Hi RH..nice to hear from you. The family dynamics had a lot to do with problems in our sitch. My H and I had very different upbringings and itreflected in our parenting styles and did cause a lot of conflict between us. I'm sure our kids also used that to manipulate us on many occasions. That is why my DB coach told me to DB my kids also who all were living at home at the time.
Its tough having 18-25 years old under your roof, believing they are adults but certainly not acting like it. My attitude to them had to change and I also had to recognise that, whilst I will always love them deeply, they were no longer my No. 1 priority, they after all had to start acting like adults and taking responsibility for their own lives. I needed to get back to concentrating on my relationship with H, which was neglected for many years.

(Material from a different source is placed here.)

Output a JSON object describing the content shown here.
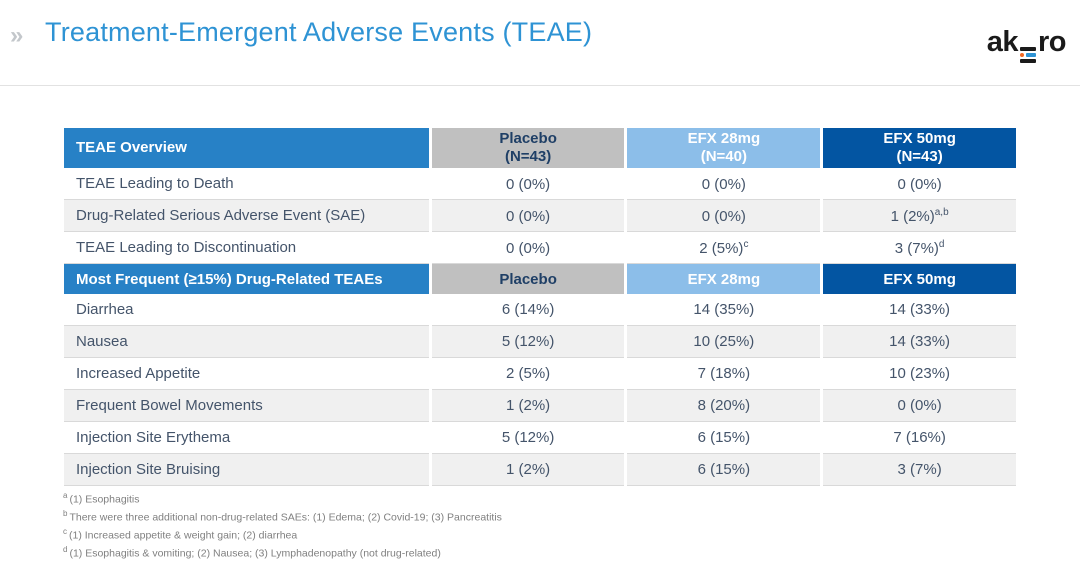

H had tried to tell me that many times, but I wasn't listening.
We are going well. My H has accepted a new job which he will start next week. We are excited as it has meant that life is very much returning to "normal" on many levels. We have booked a short trip to Vanuatu at the beginning of November, and are both looking forward to it so much. We have had our fair share of trials and tribulations in the last two years. We will make the most of every minute.
I always look forward to your posts RH. As I have said before, you have a wonderful way with words and I feel like I am reading a romance novel each time I check out your thread. Take care and keep up the great work. Your H also needs credit for the intelligent and caring way he is approaching your new R. He is a nice guy and that always shone through in your posts.